FACT CHECK: Does This Video Show Brooklyn Residents Singing ‘Juicy’ During The Coronavirus Pandemic?
A video shared on Facebook purportedly shows Brooklyn, New York, residents singing the song “Juicy” while quarantined during the coronavirus pandemic.
The audio comes from a 2010 tribute to The Notorious B.I.G. by Jay-Z. The video appears to have been taken in the Upper West Side of Manhattan.
New York Gov. Andrew Cuomo announced April 16 that the state’s stay-at-home order will be extended until at least May 15, asking people to stay home as much as possible. Under the original executive order, all nonessential businesses had to close, and all nonessential gatherings canceled, according to the Wall Street Journal.
Posted on Facebook on March 29, the video purportedly shows Brooklyn residents singing the song “Juicy” by late rapper The Notorious B.I.G., also known as Biggie Smalls, while under quarantine in their homes. Its caption reads, “Wowwwww. Brooklyn!!! This will give you chills. The entire good rapping Biggie.”

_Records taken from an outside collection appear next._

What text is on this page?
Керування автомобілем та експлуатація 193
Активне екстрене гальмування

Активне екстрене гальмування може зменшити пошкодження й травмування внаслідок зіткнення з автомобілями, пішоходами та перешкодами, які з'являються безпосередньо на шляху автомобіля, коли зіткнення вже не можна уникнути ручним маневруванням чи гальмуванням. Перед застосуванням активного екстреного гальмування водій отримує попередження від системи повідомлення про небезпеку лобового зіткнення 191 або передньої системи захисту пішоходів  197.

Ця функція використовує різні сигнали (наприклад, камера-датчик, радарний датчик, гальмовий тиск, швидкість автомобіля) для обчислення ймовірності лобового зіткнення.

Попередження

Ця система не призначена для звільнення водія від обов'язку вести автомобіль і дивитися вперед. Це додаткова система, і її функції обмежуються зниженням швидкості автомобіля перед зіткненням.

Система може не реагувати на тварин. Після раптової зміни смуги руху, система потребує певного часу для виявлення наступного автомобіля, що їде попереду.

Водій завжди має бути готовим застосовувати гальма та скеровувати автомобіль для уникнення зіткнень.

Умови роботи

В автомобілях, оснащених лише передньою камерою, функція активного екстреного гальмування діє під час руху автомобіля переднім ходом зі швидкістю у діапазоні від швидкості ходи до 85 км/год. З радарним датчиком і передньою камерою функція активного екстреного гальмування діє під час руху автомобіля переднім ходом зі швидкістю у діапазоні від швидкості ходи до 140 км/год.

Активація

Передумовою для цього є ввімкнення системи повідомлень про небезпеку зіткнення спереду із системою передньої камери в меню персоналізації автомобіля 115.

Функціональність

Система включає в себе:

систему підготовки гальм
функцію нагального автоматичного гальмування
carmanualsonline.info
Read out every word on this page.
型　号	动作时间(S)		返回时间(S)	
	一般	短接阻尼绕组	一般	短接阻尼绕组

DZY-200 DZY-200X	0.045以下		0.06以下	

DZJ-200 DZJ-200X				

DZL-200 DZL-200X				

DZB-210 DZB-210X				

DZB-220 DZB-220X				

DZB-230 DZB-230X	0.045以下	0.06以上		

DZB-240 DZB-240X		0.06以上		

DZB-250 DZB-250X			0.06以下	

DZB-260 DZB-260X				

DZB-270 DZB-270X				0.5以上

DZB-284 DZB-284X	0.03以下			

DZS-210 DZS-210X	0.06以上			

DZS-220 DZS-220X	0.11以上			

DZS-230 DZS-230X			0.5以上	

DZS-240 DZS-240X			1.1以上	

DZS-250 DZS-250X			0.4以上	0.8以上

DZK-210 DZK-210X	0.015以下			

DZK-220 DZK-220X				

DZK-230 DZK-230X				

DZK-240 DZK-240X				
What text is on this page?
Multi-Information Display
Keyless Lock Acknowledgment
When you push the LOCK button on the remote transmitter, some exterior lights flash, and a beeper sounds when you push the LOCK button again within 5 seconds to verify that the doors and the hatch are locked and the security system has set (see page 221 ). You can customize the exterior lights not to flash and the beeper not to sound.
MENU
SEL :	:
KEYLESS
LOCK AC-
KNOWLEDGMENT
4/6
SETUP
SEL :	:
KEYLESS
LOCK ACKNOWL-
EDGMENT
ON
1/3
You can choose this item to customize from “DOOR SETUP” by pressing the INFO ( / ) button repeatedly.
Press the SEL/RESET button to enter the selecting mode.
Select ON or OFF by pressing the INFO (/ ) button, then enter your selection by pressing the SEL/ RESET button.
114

The post’s claim is false, however. There are no people visible singing in the video, and many of the windows in the surrounding apartment buildings appear to be closed. (RELATED: Does This Video Show A Dolphin Swimming In A Venice Canal During The Coronavirus Pandemic?)
The audio actually comes from a September 2010 YouTube video of rapper Jay-Z’s concert at Yankee Stadium during his Home and Home Tour. He paid tribute to The Notorious B.I.G. by having the DJ play the songs “Juicy” and “One More Chance,” according to MTV.
Nor was the video taken in Brooklyn. The view of Central Park, the Jacqueline Kennedy Onassis Reservoir and the Solomon R. Guggenheim Museum at the beginning of the video indicates that it was actually taken in the Upper West Side of Manhattan, according to Reuters.
While the video doesn’t show a real community sing-along, people across New York City did join together on April 16 to sing Frank Sinatra’s “New York, New York” from their windows, balconies and yards. The citywide sing-along came after the nightly 7 p.m. clapping salute to health care workers fighting the coronavirus on the frontlines, according to CBS 2 New York.